By the time I made it out of the house, it was past six, and I was pretty sure their day at the gun range would have been over. They’d probably go out to dinner. Where would they end up though, his place or hers? I didn’t even know where Geraldine lived, really.
But it didn’t matter. I had decided to do this, to tell him point-blank that I loved him, and I didn’t care if he had this in his past. If he was willing to work it out with me, I’d do it. I’d risk the second trip into hell.
I chose the red shift dress because it was comfortable, and I always felt powerful in it. It unzipped in the back and he would love that, if things worked out as I’d hoped. And despite the silk blend it was actually kind of sturdy, which would be necessary in case I had to sit on the curb waiting for him.
I was willing to wait. I was willing to sit on the curb.
When I got to NV Park after seven p.m., and registered as a guest at the lobby, I was ready to be told that I’d have to wait. They didn’t let anyone up without buzzing the resident first. They recognized me by now though, and weren’t as strict.

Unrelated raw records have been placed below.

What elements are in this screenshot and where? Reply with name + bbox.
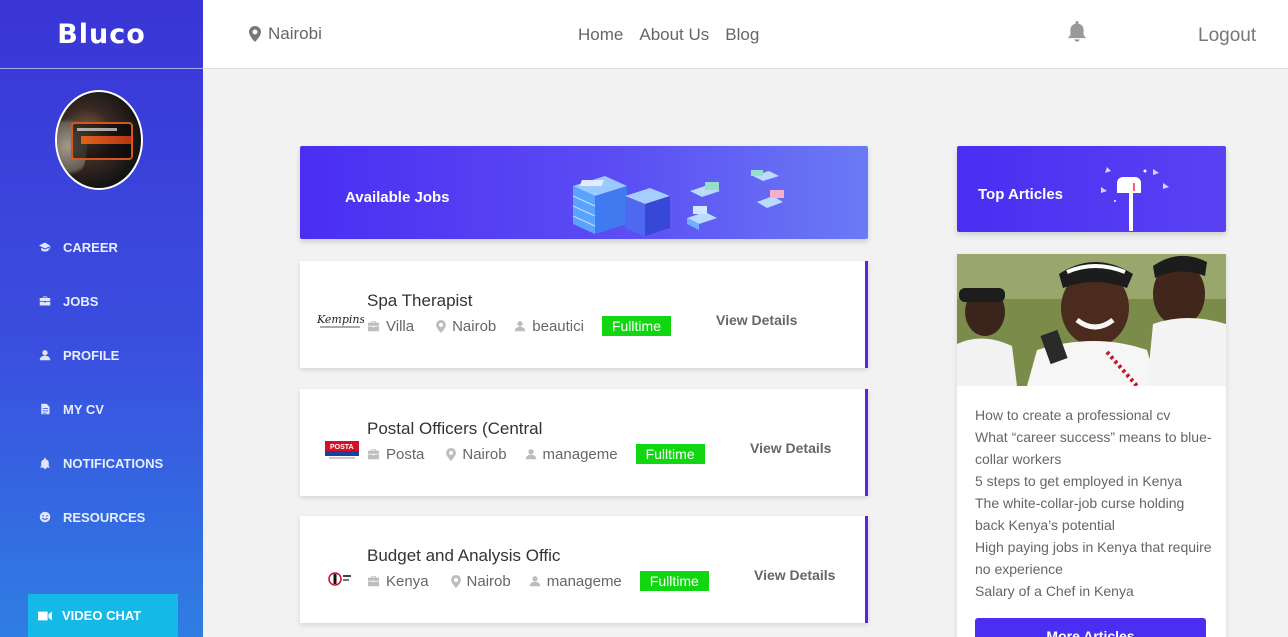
main-nav: Home About Us Blog <box>578 25 759 45</box>
article-link[interactable]: What “career success” means to blue-coll… <box>975 426 1215 470</box>
svg-text:Kempinski: Kempinski <box>316 313 364 326</box>
brand-logo[interactable]: Bluco <box>0 0 203 69</box>
job-meta: Villa Nairob beautici Fulltime <box>367 316 671 336</box>
job-title[interactable]: Spa Therapist <box>367 291 473 311</box>
sidebar-item-jobs[interactable]: JOBS <box>0 274 203 328</box>
briefcase-icon <box>368 448 379 459</box>
article-link[interactable]: The white-collar-job curse holding back … <box>975 492 1215 536</box>
sidebar-item-profile[interactable]: PROFILE <box>0 328 203 382</box>
briefcase-icon <box>368 320 379 331</box>
job-company: Villa <box>386 317 415 335</box>
job-type-badge: Fulltime <box>601 316 671 336</box>
notifications-bell-icon[interactable] <box>1067 21 1089 45</box>
job-type-badge: Fulltime <box>635 444 705 464</box>
graduation-cap-icon <box>38 240 52 254</box>
avatar[interactable] <box>55 90 143 190</box>
video-chat-label: VIDEO CHAT <box>62 608 142 623</box>
article-link[interactable]: Salary of a Chef in Kenya <box>975 580 1215 602</box>
view-details-link[interactable]: View Details <box>754 567 835 583</box>
top-header: Nairobi Home About Us Blog Logout <box>203 0 1288 69</box>
job-type-badge: Fulltime <box>639 571 709 591</box>
svg-text:POSTA: POSTA <box>330 444 354 451</box>
sidebar-item-label: PROFILE <box>63 347 120 363</box>
article-link[interactable]: 5 steps to get employed in Kenya <box>975 470 1215 492</box>
more-articles-button[interactable]: More Articles <box>975 618 1206 637</box>
top-articles-banner: Top Articles <box>957 146 1226 232</box>
nav-about-us[interactable]: About Us <box>639 25 709 45</box>
video-chat-button[interactable]: VIDEO CHAT <box>28 594 178 637</box>
view-details-link[interactable]: View Details <box>716 312 797 328</box>
sidebar-item-label: RESOURCES <box>63 509 146 525</box>
company-logo: POSTA <box>325 441 359 466</box>
user-icon <box>525 449 536 460</box>
job-meta: Posta Nairob manageme Fulltime <box>367 444 705 464</box>
location-selector[interactable]: Nairobi <box>249 24 322 44</box>
view-details-link[interactable]: View Details <box>750 440 831 456</box>
article-link[interactable]: High paying jobs in Kenya that require n… <box>975 536 1215 580</box>
smile-icon <box>38 510 52 524</box>
company-logo: Kempinski <box>316 311 375 338</box>
map-pin-icon <box>249 26 261 42</box>
map-pin-icon <box>446 447 457 461</box>
articles-card: How to create a professional cv What “ca… <box>957 254 1226 637</box>
job-title[interactable]: Budget and Analysis Offic <box>367 546 560 566</box>
sidebar: Bluco CAREER JOBS PROFILE MY CV NOTIFICA… <box>0 0 203 637</box>
sidebar-item-label: JOBS <box>63 293 99 309</box>
nav-blog[interactable]: Blog <box>725 25 759 45</box>
job-meta: Kenya Nairob manageme Fulltime <box>367 571 709 591</box>
job-company: Posta <box>386 445 425 463</box>
job-location: Nairob <box>466 572 511 590</box>
job-category: manageme <box>542 445 618 463</box>
job-title[interactable]: Postal Officers (Central <box>367 419 542 439</box>
job-location: Nairob <box>452 317 497 335</box>
briefcase-icon <box>368 575 379 586</box>
map-pin-icon <box>436 319 446 333</box>
company-logo <box>328 570 352 593</box>
video-camera-icon <box>38 611 52 620</box>
articles-photo <box>957 254 1226 386</box>
sidebar-item-career[interactable]: CAREER <box>0 220 203 274</box>
map-pin-icon <box>450 574 461 588</box>
sidebar-item-notifications[interactable]: NOTIFICATIONS <box>0 436 203 490</box>
job-card[interactable]: Budget and Analysis Offic Kenya Nairob m… <box>300 516 868 623</box>
job-company: Kenya <box>386 572 429 590</box>
briefcase-icon <box>38 294 52 308</box>
logout-link[interactable]: Logout <box>1198 25 1256 47</box>
article-link[interactable]: How to create a professional cv <box>975 404 1215 426</box>
user-icon <box>529 576 540 587</box>
user-icon <box>515 321 526 332</box>
sidebar-item-resources[interactable]: RESOURCES <box>0 490 203 544</box>
sidebar-item-label: MY CV <box>63 401 104 417</box>
isometric-servers-illustration <box>572 170 784 236</box>
sidebar-item-label: CAREER <box>63 239 118 255</box>
job-category: beautici <box>532 317 584 335</box>
job-category: manageme <box>546 572 622 590</box>
job-card[interactable]: POSTA Postal Officers (Central Posta Nai… <box>300 389 868 496</box>
job-location: Nairob <box>462 445 507 463</box>
user-icon <box>38 348 52 362</box>
articles-list: How to create a professional cv What “ca… <box>975 404 1215 602</box>
sidebar-menu: CAREER JOBS PROFILE MY CV NOTIFICATIONS … <box>0 220 203 544</box>
job-card[interactable]: Kempinski Spa Therapist Villa Nairob bea… <box>300 261 868 368</box>
sidebar-item-my-cv[interactable]: MY CV <box>0 382 203 436</box>
mailbox-illustration <box>1101 167 1169 231</box>
document-icon <box>38 402 52 416</box>
bell-icon <box>38 456 52 470</box>
top-articles-title: Top Articles <box>978 186 1064 203</box>
location-label: Nairobi <box>268 24 322 43</box>
nav-home[interactable]: Home <box>578 25 623 45</box>
available-jobs-banner: Available Jobs <box>300 146 868 239</box>
sidebar-item-label: NOTIFICATIONS <box>63 455 164 471</box>
available-jobs-title: Available Jobs <box>345 189 450 206</box>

“You can go up,” the guard on duty said.
“He’s home?”
“I just started my shift, but according to the log Mr. Esquibel already came in.”
“Oh.”
Back from the gun range so soon? Was that a good sign?
I tugged at the hem of my dress what seemed like a dozen times during the longest elevator ride of my life. That walk from the elevator to his door too—was the hallway always that long? Or that loud? Were my shoes different this time? God each step was echoing like a bullet fired.
I had never gone up to his apartment before without him, so I wasn’t even sure
what to do. Was there a doorbell? Did I have to knock? I put my hand against the cold metal lever at his door, my weight bearing on it as I decided what to do.
I didn’t expect it to give, but it did. It wasn’t locked.
Did Damon do that often…?
I let myself into an apartment that was brightly lit. More signs of life—rustling inside his bedroom, faint music and dialogue from a sitcom. Something felt wrong, but I thought that was me, because my heart was in my throat.
“Damon,” I began to say, calling out as I went toward the bedroom.
From the bathroom emerged Geraldine, hair wet, and it was a good bet that she was completely naked, but for the towel wrapped around her.
Chapter 20
I didn’t need an actual visual. I didn’t need to know that without makeup her skin was perfect. Or that her legs were flawless, the kind of legs you’d see on someone who grew up indoors, not chasing fellow kids on asphalt streets.
She wasn’t expecting me, of course, but she quickly erased the reaction that came naturally.
But I saw something, in her eyes.
It couldn’t be...
“Well, this is awkward,” she said.
I nodded. “Very.”
“Damon...stepped out. I suggest you come back another time. As you can see, we have plans tonight. We’ve been busy the whole day, really. But I guess you already know how exhausting being with him can be.”
So this was how it was going to be. Geraldine finally marking her territory, in a way she hadn’t even when he was chasing her. This was what I wanted to happen, right? This was the closest I’d come to confirming that I was right, he was wrong, and the universe’s rules remained firm and unchanged.
Andrea was, yet again, someone’s last hurrah, before settling down with the real deal. This was normal. It didn’t have to hurt.
It didn’t hurt right now, and that was the odd thing. There was a strange and strong beat drumming through my body and that was just my pulse. I wasn’t feeling the kick of rejection. It was something else.
Adrenaline?
“Can I ask why?” I blurted out, my mouth moving way faster than my common sense.